Importantly, as a single training (or inference) task consists of a sequence of kernels and each of those kernels has resource requirements and runtimes, this means that the resource requirements of the task will fluctuate over the course of its execution as kernels of different sizes and runtimes are launched.

4. Characterizing Application Concurrency Mechanisms

In this section, we empirically examine and characterize the performance of priority streams, time-slicing, and MPS for running concurrent deep learning workloads on NVIDIA GPUs, presenting both their strengths and weaknesses. As described in the previous section, we ran two tasks concurrently: an inference task which was a series of inference requests, and a training task. The ideal outcome for concurrency would be low and predictable turnaround times for the inference task with high utilization of the GPU. We use a proxy metric for utilization, which is the execution time of the best-effort training task, and we discuss this choice further in Section 5. Table 2 summarizes the distinguishing characteristics of each concurrency mechanisms, although these are discussed in more detail below.

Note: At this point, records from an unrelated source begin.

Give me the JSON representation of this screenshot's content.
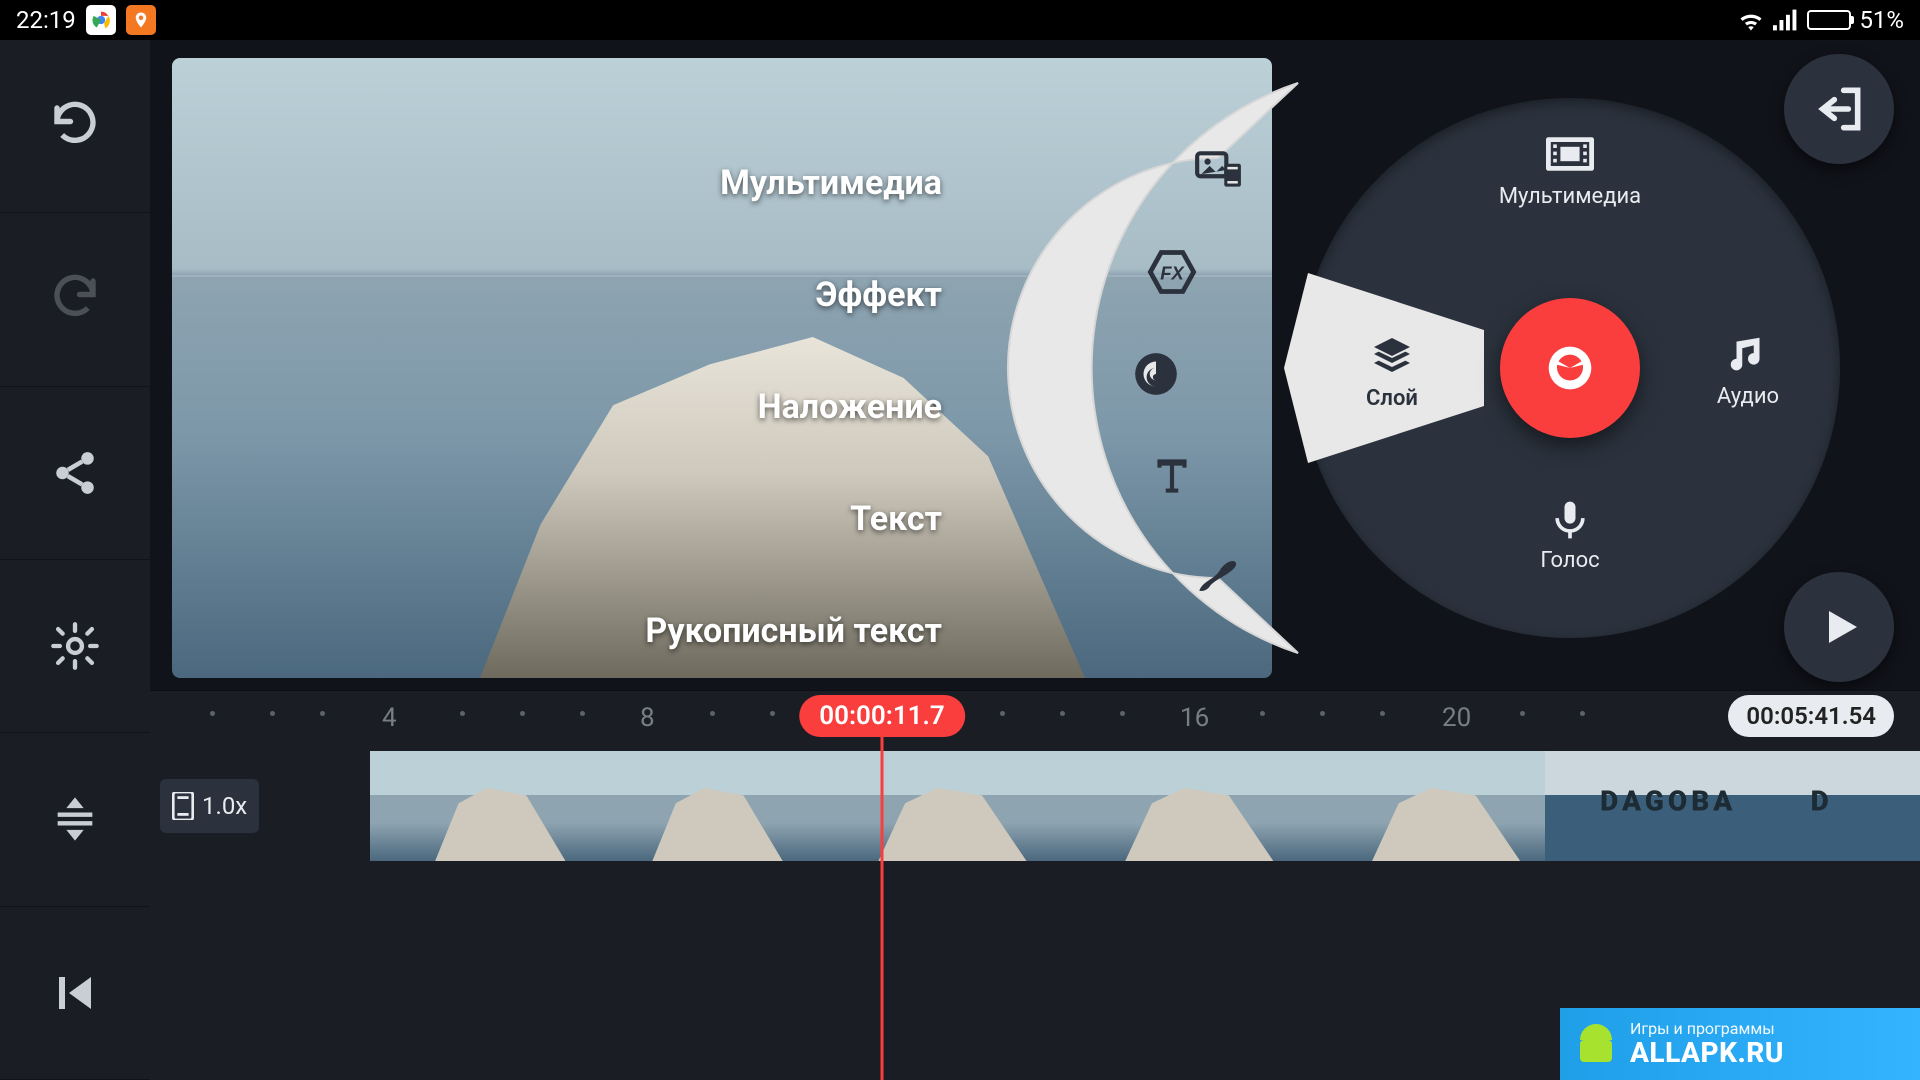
{
  "status": {
    "time": "22:19",
    "battery": "51%"
  },
  "left_rail": {
    "undo": "undo",
    "redo": "redo",
    "share": "share",
    "settings": "settings",
    "tracks": "tracks",
    "rewind": "rewind"
  },
  "preview": {
    "labels": {
      "multimedia": "Мультимедиа",
      "effect": "Эффект",
      "overlay": "Наложение",
      "text": "Текст",
      "handwriting": "Рукописный текст"
    }
  },
  "radial": {
    "top": "Мультимедиа",
    "right": "Аудио",
    "bottom": "Голос",
    "left": "Слой"
  },
  "corner": {
    "exit": "exit",
    "play": "play"
  },
  "timeline": {
    "marks": [
      "4",
      "8",
      "16",
      "20"
    ],
    "playhead": "00:00:11.7",
    "duration": "00:05:41.54",
    "speed": "1.0x",
    "brand_clip_text": "DAGOBA"
  },
  "watermark": {
    "sub": "Игры и программы",
    "main": "ALLAPK.RU"
  }
}
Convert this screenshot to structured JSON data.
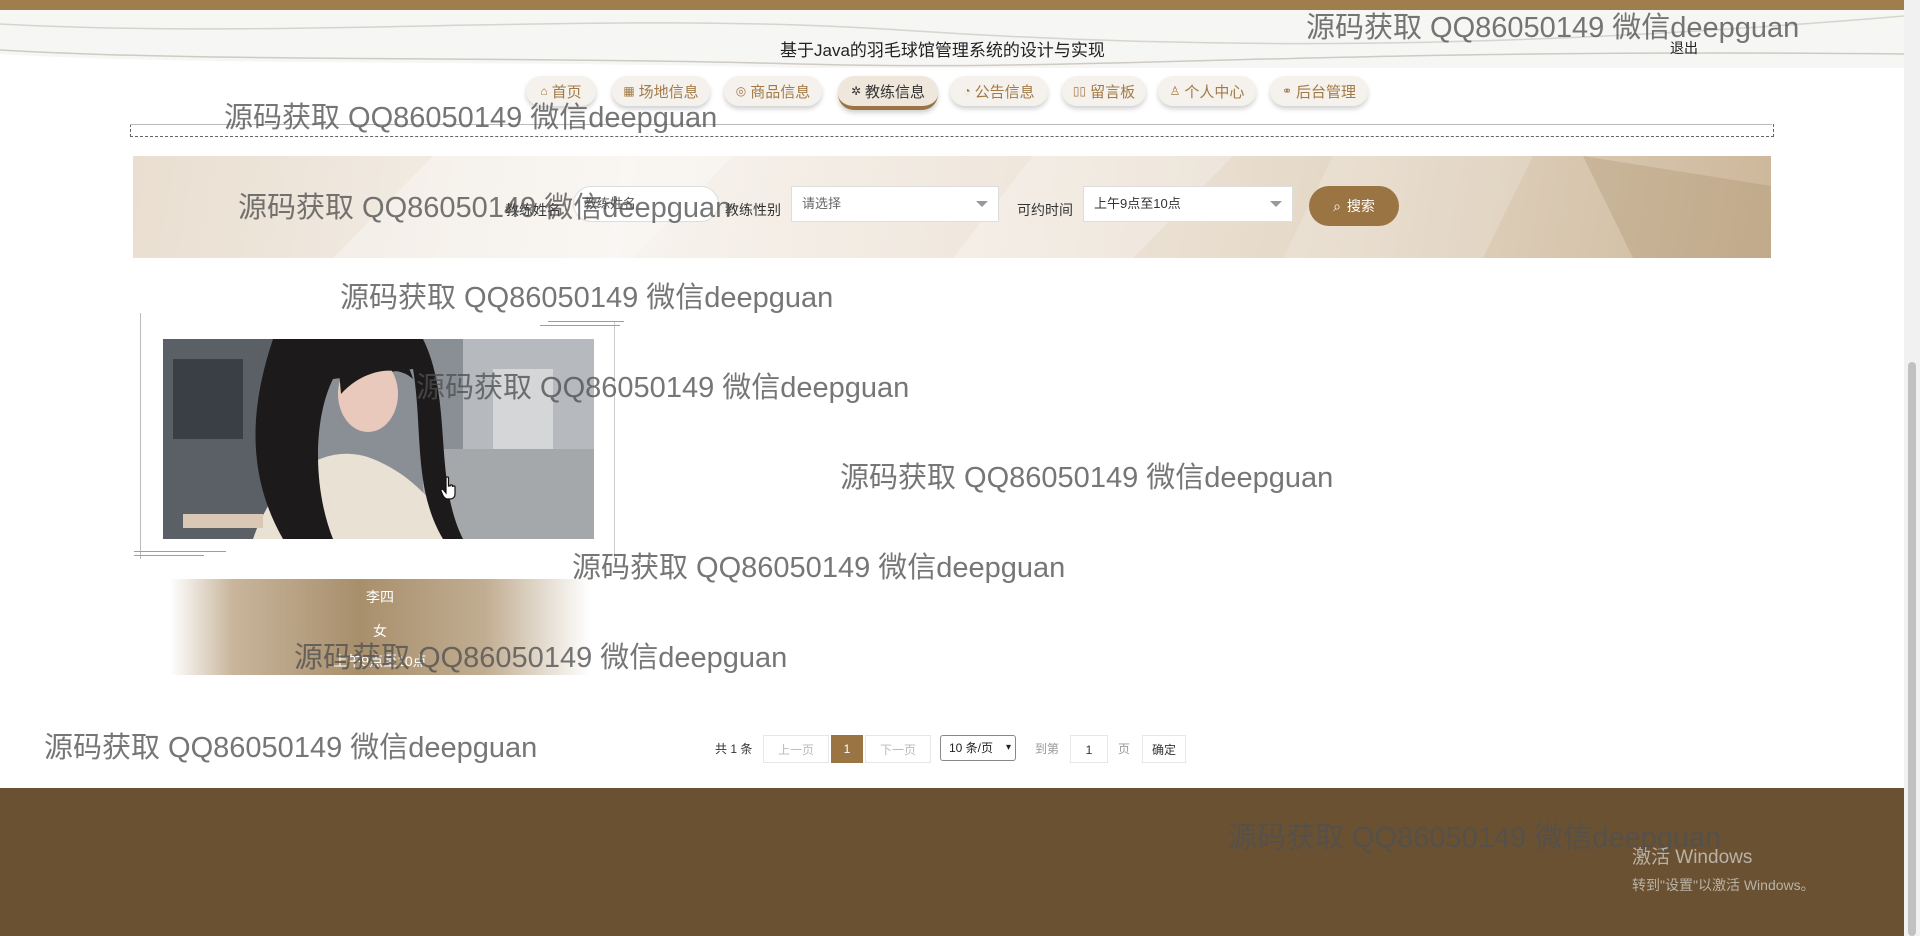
{
  "header": {
    "title": "基于Java的羽毛球馆管理系统的设计与实现",
    "logout_label": "退出"
  },
  "nav": [
    {
      "label": "首页",
      "icon": "home-icon"
    },
    {
      "label": "场地信息",
      "icon": "venue-icon"
    },
    {
      "label": "商品信息",
      "icon": "goods-icon"
    },
    {
      "label": "教练信息",
      "icon": "coach-icon",
      "active": true
    },
    {
      "label": "公告信息",
      "icon": "notice-icon"
    },
    {
      "label": "留言板",
      "icon": "message-icon"
    },
    {
      "label": "个人中心",
      "icon": "user-icon"
    },
    {
      "label": "后台管理",
      "icon": "link-icon"
    }
  ],
  "search": {
    "name_label": "教练姓名",
    "name_placeholder": "教练姓名",
    "gender_label": "教练性别",
    "gender_value": "请选择",
    "time_label": "可约时间",
    "time_value": "上午9点至10点",
    "button_label": "搜索"
  },
  "coach": {
    "name": "李四",
    "gender": "女",
    "time": "上午9点至10点"
  },
  "pagination": {
    "total_text": "共 1 条",
    "prev_label": "上一页",
    "current_page": "1",
    "next_label": "下一页",
    "page_size": "10 条/页",
    "goto_label": "到第",
    "goto_value": "1",
    "page_unit": "页",
    "confirm_label": "确定"
  },
  "watermark": {
    "text": "源码获取 QQ86050149 微信deepguan"
  },
  "windows_activation": {
    "line1": "激活 Windows",
    "line2": "转到\"设置\"以激活 Windows。"
  },
  "colors": {
    "accent": "#9a7442",
    "footer": "#6a5132",
    "nav_text": "#a27a48"
  }
}
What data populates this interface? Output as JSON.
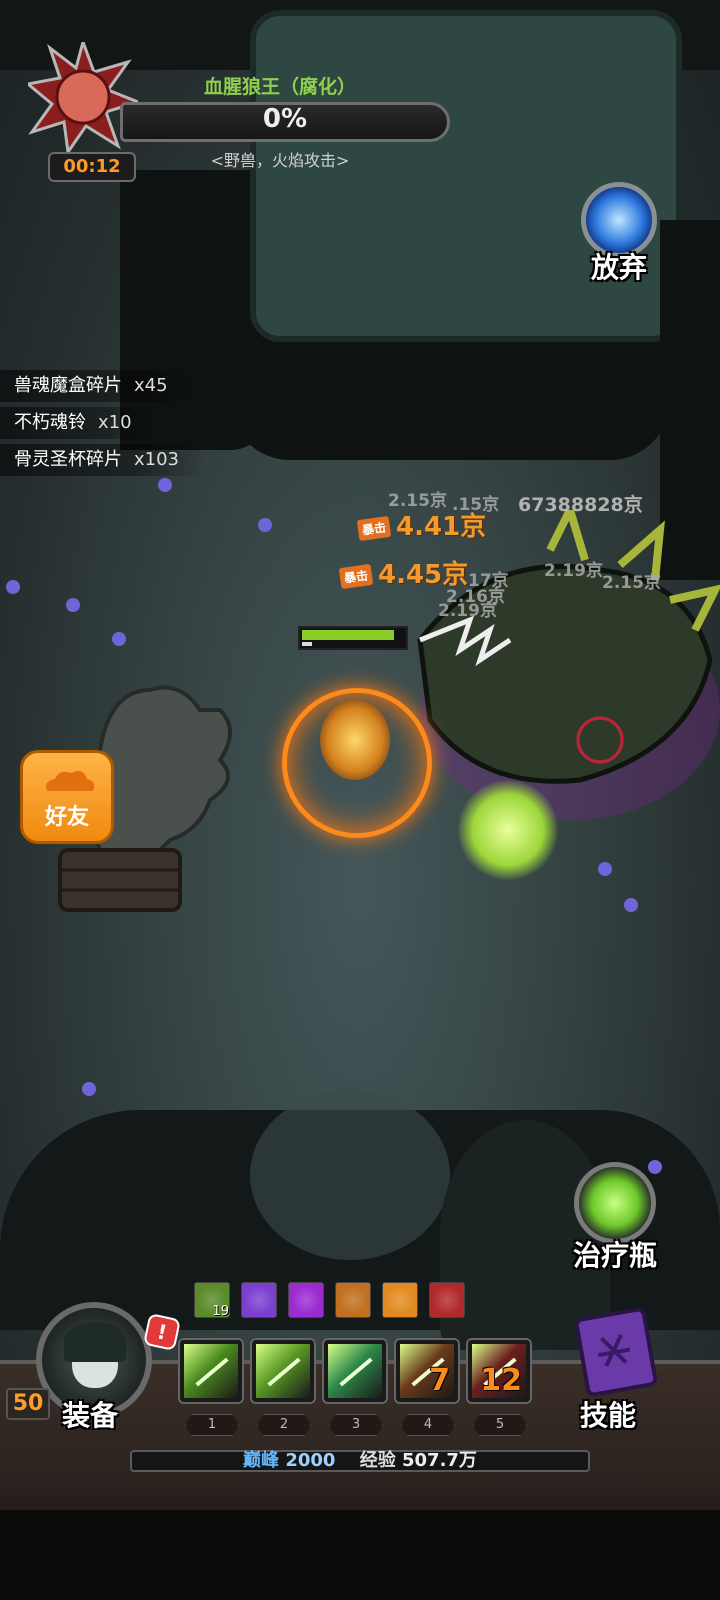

Separate Processes Colocation Priorities
Priority Streams No. All applications must be launched from within the same process to make use of priority streams. Yes. Kernels launched from separate CUDA streams can be scheduled to the same SM. However, this will only occur when the kernel from the highest-priority stream has no blocks left to schedule. Yes. Priority streams have three separate priority levels, and the thread block scheduler will always choose to schedule blocks of the kernel from the highest priority stream first at any given time.
Time-Slicing Yes. Two applications launched as separate processes to the same NVIDIA GPU will be scheduled using time-slicing by default. No. When utilizing time-slicing, two kernels from separate processes are never executed on the GPU at the same time. No. Time-slicing provides no methods for prioritizing the execution of one application over another, such as specifying the time slice length or frequency for any application.
MPS Yes. Once an MPS server is set up for the target GPU, the two applications are launched as separate processes. Yes. While applications are launched from separate processes, the MPS server is able to schedule any kernels’ blocks to the same SM, and to execute them on the GPU simlutaneously. No. While it is possible to limit the maximum number of threads utilized by each application, there is no method for prioritizing the execution of one process over another.
Table 2. A comparison of the main attributes of each concurrency mechanism: their ability to be used on kernels from separate processes, the possibility of colocating blocks from different tasks, and whether or not prioritization of a specific task is possible.
(a) Average Turnaround Time for Inference
(b) Average Execution Time for Training
Figure 1. The average turnaround times and utilization for each of the three mechanisms on five different models. Note that the turnaround times are the averages of 5000 inference requests in milliseconds, and the measurement of training execution time is the average of 10 runs in seconds. The baseline is the time taken when run in isolation.
(a) Priority Streams
(b) Time-Slicing
(c) MPS
Figure 2.

The variance of the turnaround times for the ResNet-50 model.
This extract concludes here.